A gut-wrenching cry escaped Amity, but no help came. The only attention she garnered were more demons, who drifted over to assist in pinning her limbs down. She writhed, trying to squirm free, but they beat down her resistance with their gnarled fists. Amity knew their intentions, more than familiar with their diabolical nature. She fought tooth and nail to her knees, but froze, overcome by the fear of what they intended.
Desire.
The demons shoved Amity to the floor, piling atop her. They battered her against the tiles, the glass rosary shattering as she landed atop it. With an ear-piercing laugh, a bloody-red goo splayed out from under her, splattering across her assailants. The goo sizzled, settling into their skins with scalding heat as it dissolved into a black cloud. The demons fell to the floor, shrieking in horror and pain. Pain.
Pain.
Amity rose to her feet, the storm in her yellow eyes shining through the black mist. An electric guitar now slung over her back, its black body shimmering ominously and its yellow trim glittering with a thirst for flesh. Puffing the hair from her eyes, Amity swung the guitar into her arms. Her scars radiated a flaming red, incinerating her sleeves. Ashes fell from her arms, a wicked smile crossed Amity’s lips, and she tore at the strings. Though an electric stratocaster, the instrument required no amp, for her trauma sufficed.
Her scars flared with fire, unchained the storm; bolts of yellow lightning tore from the pickups, their thrashing energy digging into the nearest demon’s heart.
Scream.
The amber bolts tore at the demon’s visage, peeling back its ashen skin to reveal a teen boy’s lifeless face. Amity gasped, her amplified rage cutting off. The emotion… the way he just withered before her… she never felt more alive. A screeching cackle tore from her throat as the other demons fled in vain. They couldn’t escape her turbulent notes, her furious picking, nor her thunderous voice. Her rhythm accelerated with their haste, a web of lightning exploding from her guitar and tearing through the hoard. Lightning shot through their hearts, shattering their skulls and scorching their flesh.

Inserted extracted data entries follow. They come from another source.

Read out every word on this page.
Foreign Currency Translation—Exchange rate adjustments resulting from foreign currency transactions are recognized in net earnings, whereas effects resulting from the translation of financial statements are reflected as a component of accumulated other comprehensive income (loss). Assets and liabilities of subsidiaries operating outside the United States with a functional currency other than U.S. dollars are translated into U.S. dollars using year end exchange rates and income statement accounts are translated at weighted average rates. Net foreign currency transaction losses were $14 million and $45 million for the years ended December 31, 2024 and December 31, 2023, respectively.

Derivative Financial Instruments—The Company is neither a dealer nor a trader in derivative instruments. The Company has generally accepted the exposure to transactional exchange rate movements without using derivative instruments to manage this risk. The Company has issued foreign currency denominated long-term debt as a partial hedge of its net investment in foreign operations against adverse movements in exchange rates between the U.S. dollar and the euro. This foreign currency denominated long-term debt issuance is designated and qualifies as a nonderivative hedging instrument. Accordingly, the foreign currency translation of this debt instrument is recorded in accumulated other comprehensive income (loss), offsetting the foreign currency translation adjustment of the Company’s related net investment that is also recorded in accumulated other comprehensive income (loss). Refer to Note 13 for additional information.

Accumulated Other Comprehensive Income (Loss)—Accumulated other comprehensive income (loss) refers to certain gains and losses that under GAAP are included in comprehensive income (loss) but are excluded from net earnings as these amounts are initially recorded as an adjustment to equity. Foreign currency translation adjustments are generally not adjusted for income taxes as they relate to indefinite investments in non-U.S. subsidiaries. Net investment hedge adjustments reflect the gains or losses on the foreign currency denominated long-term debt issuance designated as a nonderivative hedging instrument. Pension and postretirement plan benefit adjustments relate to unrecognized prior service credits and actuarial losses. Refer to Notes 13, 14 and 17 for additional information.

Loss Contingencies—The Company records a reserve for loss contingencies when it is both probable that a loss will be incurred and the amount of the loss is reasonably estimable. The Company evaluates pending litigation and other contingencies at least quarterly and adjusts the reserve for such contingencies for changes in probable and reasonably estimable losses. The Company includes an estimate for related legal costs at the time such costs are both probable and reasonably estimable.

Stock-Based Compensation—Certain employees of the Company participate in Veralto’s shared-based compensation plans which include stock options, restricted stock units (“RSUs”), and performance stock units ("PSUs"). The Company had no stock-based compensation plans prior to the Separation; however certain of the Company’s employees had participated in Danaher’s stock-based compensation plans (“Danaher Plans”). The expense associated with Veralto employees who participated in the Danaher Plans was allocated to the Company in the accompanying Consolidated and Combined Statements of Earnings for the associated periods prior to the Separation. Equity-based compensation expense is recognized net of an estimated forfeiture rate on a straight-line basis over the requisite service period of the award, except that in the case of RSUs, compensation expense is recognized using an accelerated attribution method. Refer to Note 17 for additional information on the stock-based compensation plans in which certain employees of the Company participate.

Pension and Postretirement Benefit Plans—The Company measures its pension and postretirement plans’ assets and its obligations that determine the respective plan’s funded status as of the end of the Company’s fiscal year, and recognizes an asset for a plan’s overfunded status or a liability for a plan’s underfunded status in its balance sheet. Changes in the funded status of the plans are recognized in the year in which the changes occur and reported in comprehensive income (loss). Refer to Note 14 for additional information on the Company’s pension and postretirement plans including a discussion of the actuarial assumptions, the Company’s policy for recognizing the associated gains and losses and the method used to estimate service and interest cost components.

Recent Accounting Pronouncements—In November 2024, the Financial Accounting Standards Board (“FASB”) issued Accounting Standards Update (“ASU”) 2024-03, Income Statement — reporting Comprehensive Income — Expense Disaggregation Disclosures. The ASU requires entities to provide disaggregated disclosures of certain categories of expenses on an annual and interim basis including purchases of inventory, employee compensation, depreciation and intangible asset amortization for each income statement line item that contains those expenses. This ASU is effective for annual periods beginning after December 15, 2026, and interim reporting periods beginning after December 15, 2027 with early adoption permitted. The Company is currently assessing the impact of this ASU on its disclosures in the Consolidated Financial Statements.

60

As her music climaxed, Amity raised her guitar overhead, towering over a handful of survivors. They begged, just as she had. They screamed, just as she had. Amity smiled in the tear-stained face of their torment.
Just as they had.
Unfortunately, an entourage of cops and wannabe-heroes had long breached the building and had just then surrounded her. Their guns were directed at her. After everything she had been forced to endure, it was all… once again… her fault. She couldn’t believe it, couldn’t believe them. She was the problem. They offered her help; they offered to fix her—her. Like she needed fixing. Amity scoffed, choking on her tears.

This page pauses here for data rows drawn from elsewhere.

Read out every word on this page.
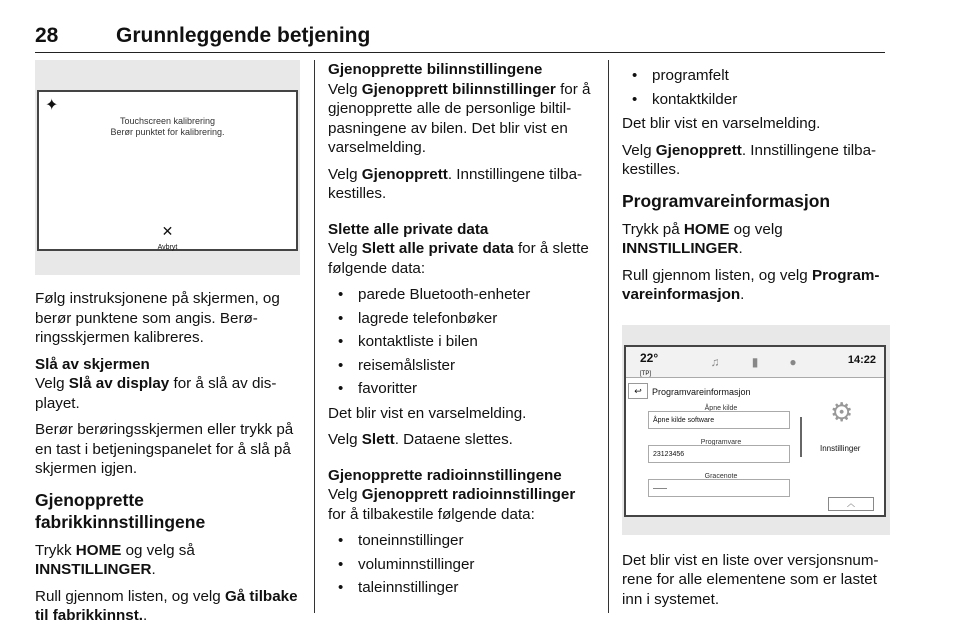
28	Grunnleggende betjening
✦
Touchscreen kalibrering
Berør punktet for kalibrering.
✕
Avbryt

Følg instruksjonene på skjermen, og berør punktene som angis. Berø- ringsskjermen kalibreres.

Slå av skjermen

Velg Slå av display for å slå av dis- playet.

Berør berøringsskjermen eller trykk på en tast i betjeningspanelet for å slå på skjermen igjen.

Gjenopprette fabrikkinnstillingene

Trykk HOME og velg så INNSTILLINGER.

Rull gjennom listen, og velg Gå tilbake til fabrikkinnst..

Gjenopprette bilinnstillingene

Velg Gjenopprett bilinnstillinger for å gjenopprette alle de personlige biltil- pasningene av bilen. Det blir vist en varselmelding.

Velg Gjenopprett. Innstillingene tilba- kestilles.

Slette alle private data

Velg Slett alle private data for å slette følgende data:

• parede Bluetooth-enheter
• lagrede telefonbøker
• kontaktliste i bilen
• reisemålslister
• favoritter

Det blir vist en varselmelding.

Velg Slett. Dataene slettes.

Gjenopprette radioinnstillingene

Velg Gjenopprett radioinnstillinger for å tilbakestile følgende data:

• toneinnstillinger
• voluminnstillinger
• taleinnstillinger
• programfelt
• kontaktkilder

Det blir vist en varselmelding.

Velg Gjenopprett. Innstillingene tilba- kestilles.

Programvareinformasjon

Trykk på HOME og velg INNSTILLINGER.

Rull gjennom listen, og velg Program- vareinformasjon.

22°
[TP]
♫	▮	●	14:22
↩	Programvareinformasjon
Åpne kilde
Åpne kilde software
Programvare
23123456
Gracenote
——
⚙
Innstillinger
︿

Det blir vist en liste over versjonsnum- rene for alle elementene som er lastet inn i systemet.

And all the while, their voices cried out for her to lower the guitar.
Amity smirked and compiled; she slammed her stratocaster down on the survivors, pulverizing their craniums and shattering their fingers. The police opened fire, but couldn’t hinder butchery. The survivors pleas rose to blood-curdling screeches, the perfect outro to her tempo. As their voices faded, Amity released her gorey instrument, its fractured wood clattering against the floor. Free of the guitar’s influence, the burning rounds finally pierced her flesh, littering her body in holes. Her insides burned from their bite, but pain was an old acquaintance, one soon to abandon her.
With a soft smile, the storm subsided and Amity collapsed.